Some 30 experts have gathered in Rome this weekend for a conference to explore religious persecution against Christians throughout the world.
The conference, titled “Christianity and Freedom: Historical and Contemporary Perspectives,» has been organized by Georgetown University’s Religious Freedom Project, in collaboration with the Acton Institute. It is being held at the Pontifical Urbaniana University in Rome today and Saturday.
The aim of the gathering is to provide a forum for discussion and debate on the contributions of Christians and Christian ideas of freedom, both historically and in the contemporary world.
This week’s conference also coincides with the 1,700th anniversary of the Edict of Milan which established religious freedom throughout the Roman Empire.

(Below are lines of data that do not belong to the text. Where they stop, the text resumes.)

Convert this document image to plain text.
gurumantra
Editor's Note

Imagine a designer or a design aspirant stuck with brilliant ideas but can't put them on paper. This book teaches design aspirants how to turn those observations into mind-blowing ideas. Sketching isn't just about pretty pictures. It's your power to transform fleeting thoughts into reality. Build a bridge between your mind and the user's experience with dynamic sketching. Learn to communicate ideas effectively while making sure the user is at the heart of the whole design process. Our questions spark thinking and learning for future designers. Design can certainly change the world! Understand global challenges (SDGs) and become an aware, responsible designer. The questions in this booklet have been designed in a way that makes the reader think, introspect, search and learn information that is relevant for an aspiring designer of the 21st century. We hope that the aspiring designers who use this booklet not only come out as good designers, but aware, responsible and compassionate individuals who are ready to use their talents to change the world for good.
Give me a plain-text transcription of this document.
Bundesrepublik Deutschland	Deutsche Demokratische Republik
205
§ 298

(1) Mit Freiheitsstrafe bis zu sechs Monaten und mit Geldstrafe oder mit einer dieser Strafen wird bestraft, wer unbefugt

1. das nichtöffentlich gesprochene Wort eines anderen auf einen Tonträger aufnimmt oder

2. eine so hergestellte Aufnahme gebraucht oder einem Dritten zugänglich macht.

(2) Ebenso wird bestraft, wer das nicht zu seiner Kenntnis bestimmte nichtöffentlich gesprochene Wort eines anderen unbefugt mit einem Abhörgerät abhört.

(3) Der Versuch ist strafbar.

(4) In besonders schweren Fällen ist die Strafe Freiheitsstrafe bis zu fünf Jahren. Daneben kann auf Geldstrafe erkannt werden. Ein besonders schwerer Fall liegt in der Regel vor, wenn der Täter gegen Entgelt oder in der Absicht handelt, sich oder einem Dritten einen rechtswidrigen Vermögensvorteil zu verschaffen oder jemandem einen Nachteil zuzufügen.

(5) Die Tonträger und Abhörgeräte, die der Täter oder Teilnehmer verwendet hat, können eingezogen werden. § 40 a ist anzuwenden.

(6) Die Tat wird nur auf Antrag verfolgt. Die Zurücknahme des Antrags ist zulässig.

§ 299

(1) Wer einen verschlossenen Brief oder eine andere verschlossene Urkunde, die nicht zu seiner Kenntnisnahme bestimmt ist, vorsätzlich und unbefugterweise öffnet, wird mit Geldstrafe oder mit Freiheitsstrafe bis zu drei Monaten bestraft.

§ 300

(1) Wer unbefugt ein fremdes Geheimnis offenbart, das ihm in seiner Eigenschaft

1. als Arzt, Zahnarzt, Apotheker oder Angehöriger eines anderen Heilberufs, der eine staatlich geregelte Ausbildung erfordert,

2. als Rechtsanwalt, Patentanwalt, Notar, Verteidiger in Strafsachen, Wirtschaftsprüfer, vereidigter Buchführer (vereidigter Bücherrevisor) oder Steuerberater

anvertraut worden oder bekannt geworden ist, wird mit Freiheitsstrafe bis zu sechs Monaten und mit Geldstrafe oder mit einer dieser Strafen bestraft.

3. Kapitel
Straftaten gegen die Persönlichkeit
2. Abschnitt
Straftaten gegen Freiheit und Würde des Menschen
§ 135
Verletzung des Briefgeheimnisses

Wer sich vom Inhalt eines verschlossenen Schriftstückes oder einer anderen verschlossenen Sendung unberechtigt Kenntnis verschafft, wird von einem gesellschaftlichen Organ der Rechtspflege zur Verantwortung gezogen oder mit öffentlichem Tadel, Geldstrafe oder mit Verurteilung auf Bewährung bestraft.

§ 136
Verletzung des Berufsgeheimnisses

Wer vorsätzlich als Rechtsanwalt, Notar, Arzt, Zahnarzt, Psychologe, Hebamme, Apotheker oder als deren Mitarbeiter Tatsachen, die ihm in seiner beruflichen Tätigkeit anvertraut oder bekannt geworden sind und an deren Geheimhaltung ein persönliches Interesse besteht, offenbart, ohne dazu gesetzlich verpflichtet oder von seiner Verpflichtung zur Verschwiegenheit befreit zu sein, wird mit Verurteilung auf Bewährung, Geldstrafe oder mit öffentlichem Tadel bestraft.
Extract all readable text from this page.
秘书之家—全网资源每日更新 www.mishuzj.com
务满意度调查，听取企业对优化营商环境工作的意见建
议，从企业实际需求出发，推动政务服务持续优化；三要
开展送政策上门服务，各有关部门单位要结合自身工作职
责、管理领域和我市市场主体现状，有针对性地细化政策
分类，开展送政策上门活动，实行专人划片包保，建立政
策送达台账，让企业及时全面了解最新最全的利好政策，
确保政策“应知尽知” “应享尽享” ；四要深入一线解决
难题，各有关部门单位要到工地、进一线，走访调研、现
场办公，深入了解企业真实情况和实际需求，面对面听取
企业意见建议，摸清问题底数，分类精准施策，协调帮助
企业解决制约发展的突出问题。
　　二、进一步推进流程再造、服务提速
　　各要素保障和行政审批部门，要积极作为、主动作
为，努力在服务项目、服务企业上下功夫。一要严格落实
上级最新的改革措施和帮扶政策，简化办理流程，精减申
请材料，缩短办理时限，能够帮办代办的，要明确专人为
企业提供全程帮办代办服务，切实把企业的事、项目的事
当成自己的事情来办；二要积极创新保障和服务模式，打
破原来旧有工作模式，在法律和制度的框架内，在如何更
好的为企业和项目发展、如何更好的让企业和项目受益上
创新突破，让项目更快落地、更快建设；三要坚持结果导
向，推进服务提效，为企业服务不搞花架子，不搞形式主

Speaking during one of this morning’s panel discussions, Mariz Tadros, a research fellow for the Institute of Development Studies at the University of Sussex, highlighted the nuances of religious persecution against Christians as it exists in the Middle East, especially in Egypt.
In her paper, she noted how there has been a sharp rise in the number and intensity of “un-triggered” assaults against Christians since 2011.
“New forms of violence specific to religious identity,” she explained, “began to emerge in the past three years such as cutting of women’s hair in public transport, the cutting of a Coptic man’s ear, the killing of a Coptic student in a classroom in the presence of his form teacher, and the murder of an elderly lady leaving church.”
One of the consequences of the rise of Christian persecution in the Middle East is an increase in emigration, the implications of which affect society as a whole.
“If the current trend of large scale Coptic emigration continues,” she said, “the losses for religious diversity on a regional and national level will be immense.”
Coptic Christians in particular “have played a critical role in sharing with other ancient Churches in the region the role of preserving a heritage that goes back centuries and of contributing to platforms forged to discuss and solve problems facing Christians in the region. If the presence of the largest Christian community in the region weakens, this would make some Christians living in other parts of the region question whether there is a place for them as Christians where numerically and politically they have a weaker presence.”
Religious persecution of the past
In a following panel which addressed the relationship between Christianity and freedom, Ian Christopher Levy, professor of historical theology at Providence College, delivered a paper on the theme of Tolerance and Freedom in the Age of the Inquisition.
Acknowledging that coercive tactics were applied in certain circumstances during the Inquisition, he explained that there nonetheless “remained a consistent recognition of religious freedom secured by both divine and natural law.”
“The personal exercise of that freedom could indeed be curtailed for the sake of the common good, but any such curtailment would be held to standards of due process which guaranteed the rights of Christians and non-Christians alike.”
“Recognizing that the discovery of truth was possible through rational inquiry meant, moreover, that no human being of whatever status could command absolute obedience,” he continued. “There always remained a sphere of freedom within which the individual Christian could pursue the truth. Canonists would speak of ‘natural right,’ while theologians coupled this with an ‘evangelical freedom’ that could not be infringed by any human law.”
Levy emphasized that Christians during the medieval period “recognized the fundamental rights that all these people possessed under natural law by virtue of their common human nature.”
“That recognition, however imperfectly observed, surely belongs to the larger tradition of religious freedom in the West that extends into our own day.”